His inability to accept Phil Hughes as a dynamic prospect comes after observing an athlete pitching for a few months after succumbing to major hamstring/ankle injuries. The infinite scouting reports and superlative statistics Hughes collected while dominating the minor league levels seems to escape him.
Tonight I was directed to take a look at the most recent post on the blog which discussed the Mets acquisition of Johan Santana. I found myself mildly disturbed after reading Steve declare this:
[The Mets] were not afraid to part with prospects. And, they're not afraid of Santana's salary demands.
Kevin Mulvey and Phil Humber should be decent big league pitchers some day. But, Deolis Guerra is a baby. Anything can happen with him. Carlos Gomez? Yes, he can run and he can field. But, will he hit in the majors? How's his attitude?
To me, this would be as if the Yankees traded Ian Kennedy, Jose Tabata, Alan Horne, and Dellin Betances for Johan Santana.
Considering the Mets trade proposal, had the Yankees offered Kennedy, Tabata, Horne and Betances, they probably could have gotten Johan Santana and Pat Neshek. A package of Horne, Jeffrey Marquez, Zach McCallister and Austin Jackson would comfortably overshadow the winning package by the Mets. Some might even suggest substituting Brett Gardner for A-Jax without losing ground to the Mets' offer.
But I digress. As of today, Ian Kennedy is double the prospect of any of the Mets prospects listed above. Last year Kennedy strolled his way through three minor league levels by pitching to a sub-2.00 ERA and earning himself Minor League Pitcher of the Year honors. All this came before making an impressive three starts at the major league level... at age 22.
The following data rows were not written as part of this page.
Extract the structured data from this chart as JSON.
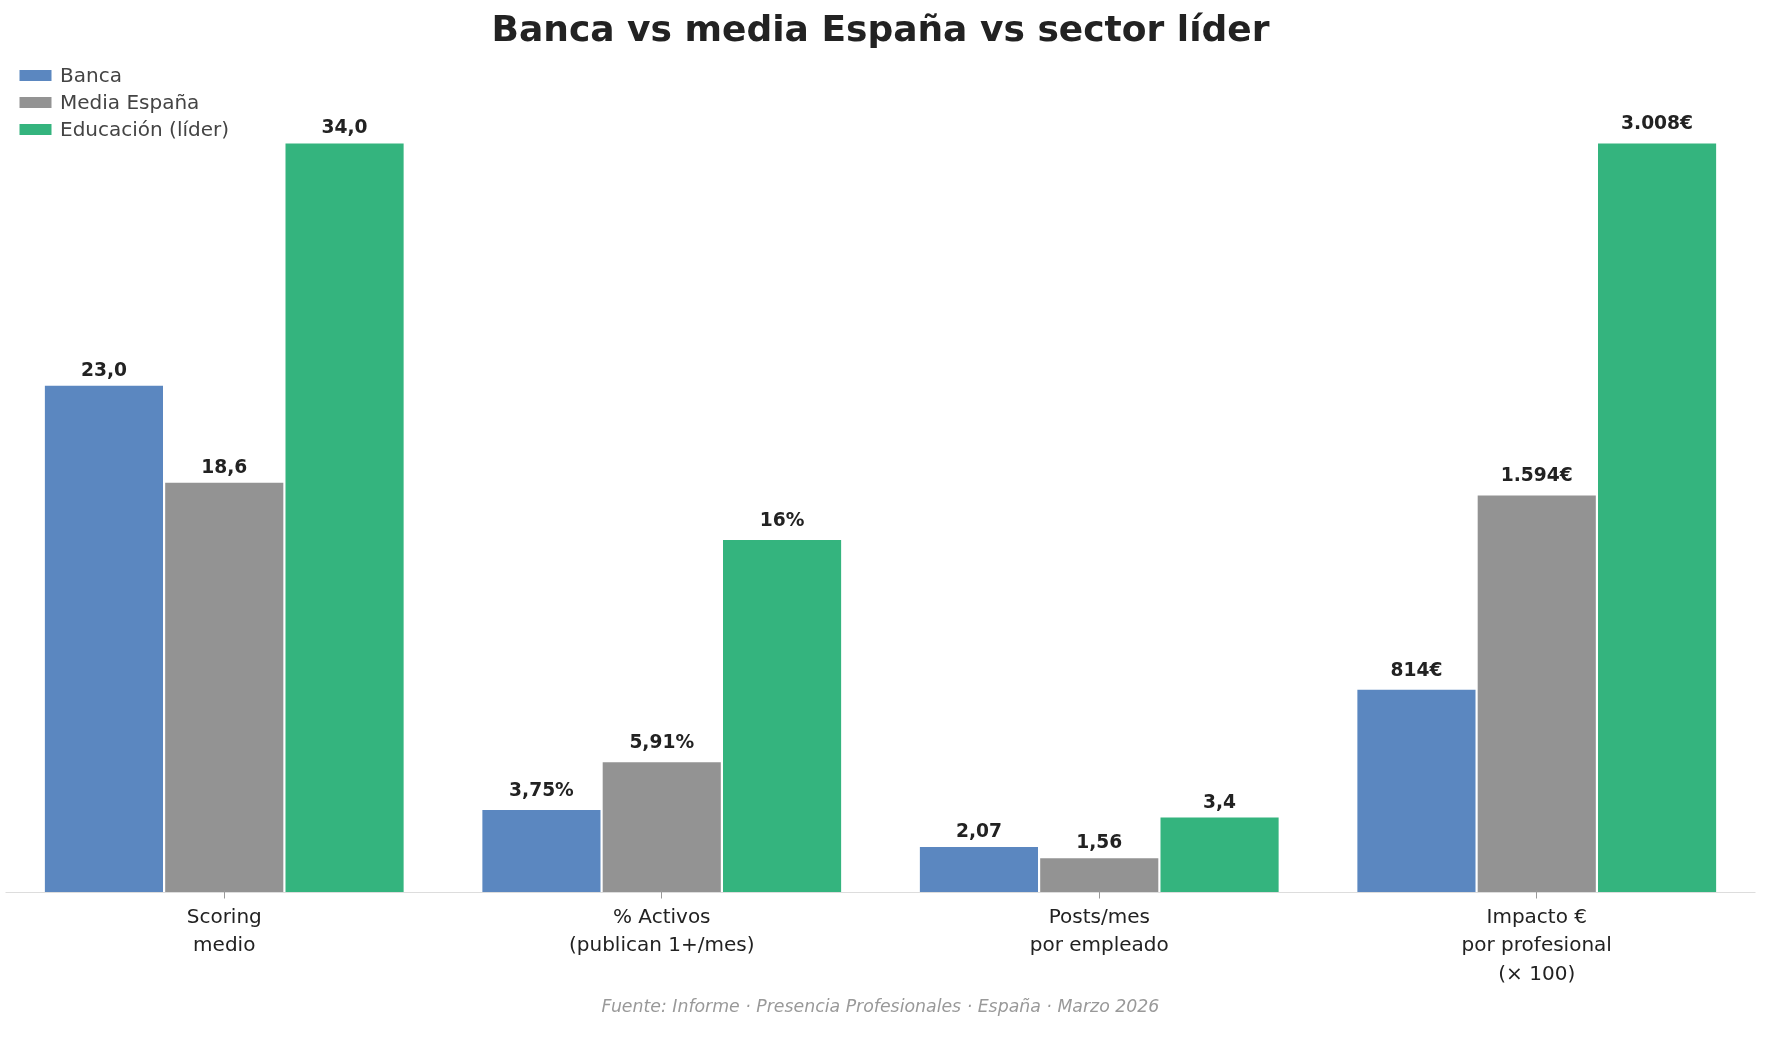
{
  "chart_data": {
    "type": "bar",
    "title": "Banca vs media España vs sector líder",
    "categories": [
      "Scoring\nmedio",
      "% Activos\n(publican 1+/mes)",
      "Posts/mes\npor empleado",
      "Impacto €\npor profesional\n(× 100)"
    ],
    "series": [
      {
        "name": "Banca",
        "color": "#5b87c0",
        "values": [
          23.0,
          3.75,
          2.07,
          null
        ],
        "value_labels": [
          "23,0",
          "3,75%",
          "2,07",
          null
        ]
      },
      {
        "name": "Media España",
        "color": "#939393",
        "values": [
          18.6,
          5.91,
          1.56,
          null
        ],
        "value_labels": [
          "18,6",
          "5,91%",
          "1,56",
          null
        ]
      },
      {
        "name": "Educación (líder)",
        "color": "#34b47e",
        "values": [
          34.0,
          16,
          3.4,
          null
        ],
        "value_labels": [
          "34,0",
          "16%",
          "3,4",
          null
        ]
      },
      {
        "color": "#5b87c0",
        "axis": "y2",
        "values": [
          null,
          null,
          null,
          814
        ],
        "value_labels": [
          null,
          null,
          null,
          "814€"
        ]
      },
      {
        "color": "#939393",
        "axis": "y2",
        "values": [
          null,
          null,
          null,
          1594
        ],
        "value_labels": [
          null,
          null,
          null,
          "1.594€"
        ]
      },
      {
        "color": "#34b47e",
        "axis": "y2",
        "values": [
          null,
          null,
          null,
          3008
        ],
        "value_labels": [
          null,
          null,
          null,
          "3.008€"
        ]
      }
    ],
    "legend": "top left",
    "grid": false,
    "annotations": [
      "Fuente: Informe · Presencia Profesionales · España · Marzo 2026"
    ]
  }
}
Kevin Mulvey is the most projectable piece of the package, but Deolis Guerra may be the top pitching prospect of the three mentioned. An 18 year-old with a ceiling as a #2 starter, he is certainly a strong prospect, but has yet to post any substantial numbers at Port St. Lucie.
Even with an injury-shortened 2007 from Dellin Betances, the native New Yorker and 6'9'' flamethrower has as high a ceiling as any prospect in the Yankees system. During instructs, Betances reportedly made significant strides in correcting his mechanics and has returned to 100% health. The teenager's fastball, which lost velocity last season, typically sits at 94-96 mph and he's touched 98 in years passed. Though only time will tell, Betances - like Kennedy - outclasses Guerra.
Phil Humber was a highly touted prospect 18 months ago, but his arm never fully made it back from Tommy John surgery and his velocity dipped noticeably. Maybe most important, his curveball never developed and his 2007 season saw him post decent - not dominant - peripherals. At AAA Humber compiled a 4.29 ERA, less hits than innings pitched, and a k/9 of 7.77.
By comparison, Alan Horne finally posted the numbers Yankees farmers had expected and took a giant step forward in his development. Horne returned well from Tommy John surgery and saw his velocity and stuff return to pre-op levels. After completely making over his mechanics in 2006, Horne took major advances toward the big leagues in 2007 by compiling 165 strikeouts in 153 innings and earning Eastern League Pitcher of the Year honors. . . all from a prospect two weeks younger than Humber.
Sure Horne spent last year at AA while Humber was in AAA, but Humber only pitched 30+ innings at AA while Horne tossed over 150. Had the Yankees not been as patient, Horne easily could have been promoted to Scranton at some point last season.
As for Jose Tabata, all the native Venezuelan did from ages 16-18 was hit .305/.375 in the GCL, Charleston and Tampa. Last year saw Tabata bat .307 while playing with a hand which needed surgery to remove the hamate bone following the season's conclusion. The only question scouts reserve for Tabata is how much power he will develop moving into his early 20s to accompany great plate discipline, pure hitting ability, a plus corner outfield arm and an average glove. When all is said and done, Tabata will be 19 years old and competing at the AA level next year, and that says a lot.
Certainly Carlos Gomez has the advantage in the outfield, flashing exceptional instincts tracking the ball and throwing out runners. However, last year saw Gomez promote himself as a singles hitter who uses bunting and incomparable speed to get on base. Unfortunately, scouts aren't very optimistic about Gomez ever developing much more of a hitting prowess. Regardless, every prospect list in the industry lists Tabata considerably higher than Gomez.